Now that the New Year is here, it’s time to set our resolutions. I’ve got mine – stop biting my nails for the love of – and I think that’s good. New Year’s Resolutions count toward the first half of my inaugural post: self-improvement. These are the things we look forward to trying and trying and trying (and hopefully one day succeeding) at.
But I think there’s a problem if we only focus on self-improvement. What about the other half of my original discussion: self-acceptance? When do we stop trying to improve, and start trying to accept? And how do we know what to accept and what to reject?
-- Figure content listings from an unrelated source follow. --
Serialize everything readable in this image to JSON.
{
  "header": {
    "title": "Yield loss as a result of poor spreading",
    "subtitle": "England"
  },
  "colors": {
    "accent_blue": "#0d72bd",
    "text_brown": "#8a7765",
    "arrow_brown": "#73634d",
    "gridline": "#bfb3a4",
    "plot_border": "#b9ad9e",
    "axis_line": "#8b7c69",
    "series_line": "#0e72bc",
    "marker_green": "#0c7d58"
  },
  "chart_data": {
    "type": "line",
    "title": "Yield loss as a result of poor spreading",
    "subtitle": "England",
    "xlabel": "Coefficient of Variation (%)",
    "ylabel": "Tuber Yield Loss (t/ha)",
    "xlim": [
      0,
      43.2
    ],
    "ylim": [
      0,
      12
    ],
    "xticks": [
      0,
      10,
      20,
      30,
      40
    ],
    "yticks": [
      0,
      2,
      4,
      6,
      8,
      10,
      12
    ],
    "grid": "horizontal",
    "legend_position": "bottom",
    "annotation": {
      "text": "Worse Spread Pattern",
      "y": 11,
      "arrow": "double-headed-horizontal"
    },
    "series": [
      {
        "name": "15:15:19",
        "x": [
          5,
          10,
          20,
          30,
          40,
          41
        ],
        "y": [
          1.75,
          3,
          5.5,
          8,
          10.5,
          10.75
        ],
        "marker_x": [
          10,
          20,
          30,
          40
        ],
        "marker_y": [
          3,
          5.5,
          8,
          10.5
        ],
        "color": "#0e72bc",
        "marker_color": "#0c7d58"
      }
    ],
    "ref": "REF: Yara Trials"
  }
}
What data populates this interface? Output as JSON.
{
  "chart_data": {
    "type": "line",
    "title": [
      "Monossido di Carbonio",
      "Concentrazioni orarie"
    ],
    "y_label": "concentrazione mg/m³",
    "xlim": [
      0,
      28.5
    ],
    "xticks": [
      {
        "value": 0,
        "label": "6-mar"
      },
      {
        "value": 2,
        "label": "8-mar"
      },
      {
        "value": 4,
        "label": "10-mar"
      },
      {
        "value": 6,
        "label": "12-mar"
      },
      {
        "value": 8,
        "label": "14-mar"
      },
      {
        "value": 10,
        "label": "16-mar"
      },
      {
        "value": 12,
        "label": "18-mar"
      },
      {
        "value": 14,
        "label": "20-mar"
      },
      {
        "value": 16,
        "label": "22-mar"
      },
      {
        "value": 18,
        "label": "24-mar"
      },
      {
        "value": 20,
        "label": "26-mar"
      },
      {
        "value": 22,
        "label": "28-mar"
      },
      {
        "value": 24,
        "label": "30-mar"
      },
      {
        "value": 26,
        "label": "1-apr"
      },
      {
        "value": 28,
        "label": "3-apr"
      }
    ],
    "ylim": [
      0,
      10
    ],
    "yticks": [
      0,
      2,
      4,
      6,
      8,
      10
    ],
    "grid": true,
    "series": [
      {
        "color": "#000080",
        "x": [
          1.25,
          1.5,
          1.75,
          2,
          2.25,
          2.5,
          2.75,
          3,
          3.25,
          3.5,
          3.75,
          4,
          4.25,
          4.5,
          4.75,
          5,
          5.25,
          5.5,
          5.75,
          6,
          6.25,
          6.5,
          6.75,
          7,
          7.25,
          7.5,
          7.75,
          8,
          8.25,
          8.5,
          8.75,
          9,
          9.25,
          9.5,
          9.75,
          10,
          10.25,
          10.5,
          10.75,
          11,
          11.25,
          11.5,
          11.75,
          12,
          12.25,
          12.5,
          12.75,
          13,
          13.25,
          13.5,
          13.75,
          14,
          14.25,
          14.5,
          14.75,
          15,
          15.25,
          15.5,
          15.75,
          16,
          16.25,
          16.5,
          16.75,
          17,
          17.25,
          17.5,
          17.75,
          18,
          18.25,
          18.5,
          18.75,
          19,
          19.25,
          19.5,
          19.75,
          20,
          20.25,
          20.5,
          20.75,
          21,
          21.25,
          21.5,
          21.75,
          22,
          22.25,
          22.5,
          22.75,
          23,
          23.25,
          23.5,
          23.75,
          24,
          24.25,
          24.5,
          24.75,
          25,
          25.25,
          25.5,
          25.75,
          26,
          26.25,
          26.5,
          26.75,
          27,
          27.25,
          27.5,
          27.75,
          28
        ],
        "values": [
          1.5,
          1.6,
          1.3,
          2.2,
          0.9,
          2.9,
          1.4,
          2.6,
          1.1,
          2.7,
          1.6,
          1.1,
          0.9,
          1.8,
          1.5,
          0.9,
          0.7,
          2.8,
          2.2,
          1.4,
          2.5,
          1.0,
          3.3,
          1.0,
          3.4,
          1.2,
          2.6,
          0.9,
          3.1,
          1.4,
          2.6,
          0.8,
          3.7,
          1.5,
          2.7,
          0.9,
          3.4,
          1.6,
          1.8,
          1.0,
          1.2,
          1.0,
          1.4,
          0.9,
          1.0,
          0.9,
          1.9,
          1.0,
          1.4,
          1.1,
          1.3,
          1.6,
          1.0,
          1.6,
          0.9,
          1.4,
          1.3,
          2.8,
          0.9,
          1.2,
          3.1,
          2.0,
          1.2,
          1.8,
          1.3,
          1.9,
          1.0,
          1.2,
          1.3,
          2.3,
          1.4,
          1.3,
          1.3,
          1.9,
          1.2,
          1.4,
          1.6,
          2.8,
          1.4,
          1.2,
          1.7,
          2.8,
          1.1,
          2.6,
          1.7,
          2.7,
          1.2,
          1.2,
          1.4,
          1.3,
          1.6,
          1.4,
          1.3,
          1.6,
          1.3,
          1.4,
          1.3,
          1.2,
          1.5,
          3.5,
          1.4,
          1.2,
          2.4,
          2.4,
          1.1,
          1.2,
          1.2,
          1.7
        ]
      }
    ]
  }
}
For me, I’m looking forward to the second half of my New Year, what I am calling “New Year’s Redirections”. The concept is simple: see where you can redirect your time or money that would be spent on marginal self-improvements into high-return self-acceptances. For example, there is a lot of time I could spend on getting in shape. It’s a noble goal, and New Year’s Resolvers set out year after year to do it. However, I think my professional Javelin days are long behind me. My odds of making USATF, sadly, are about as high as the odds of me giving up Honey Butter Chicken (mmmmm) for an entire year. So, in light of the fact that I’ll never be a professional athlete, what if I took a little bit of the energy I would spend fretting about diet and exercise and worry about appreciating my loving wife and my adorable dog? It’s trite, sure, but it helps to redirect energy into things that make you feel good about yourself, and the place you’re at in life.
I think this is related to a concept that was popularized by Newt Gingrich during his time as a U.S. Congressman. In the parable Gingrich tells, a lion goes hunting and catching field mice all day long. However, because the lion burns more calories killing the field mice than the meals provide, she slowly starves to death. If only the lion had realized that the antelopes, despite requiring a little more cumulative effort and skill to kill, provided far more energy than they took to hunt, she would have thrived and grown strong.
The other day I was in class and started to space out during lecture. Stressed about my internship, my startup and my classes, I started to get dizzy. But, I took a second to redirect myself and realized something amazing: the wireless headphones I have are super dope. This sounds stupid I know, but let me explain. Before my in-laws gave me an awesome Christmas gift (these insanely awesome LG/Harman Kardon headphones), my old school headphones would constantly get bumped out of the socket when I walked around Chicago. I would then have to reach into my phone, reconnect them, find the correct spot (or fumble with bulky gloves in a narrow pocket) and resume my listening. Now, thanks to my wonderful in-laws, I don’t have to worry about that crap.
It’s hard to admit that we have it good in life. Sitting around talking about how privileged we are (to be born in America with opportunity, let alone to be at great universities or well-paying jobs), can make us feel terrible about our inner ambitions. I don’t think there should be this conflict. We can still feel that life requires us to fight and strive, while being able to redirect what would be wasted energy toward the things in life that make us happy, grateful, and whole.
My life got a little bit easier due to something wonderful in my life: a great, supportive family that knows how to buy a great holiday gift. For that I’m grateful. My hope is that this New Year’s season, you can redirect wasted energy toward appreciating the things, even a pair of headphones, that make your life better as well.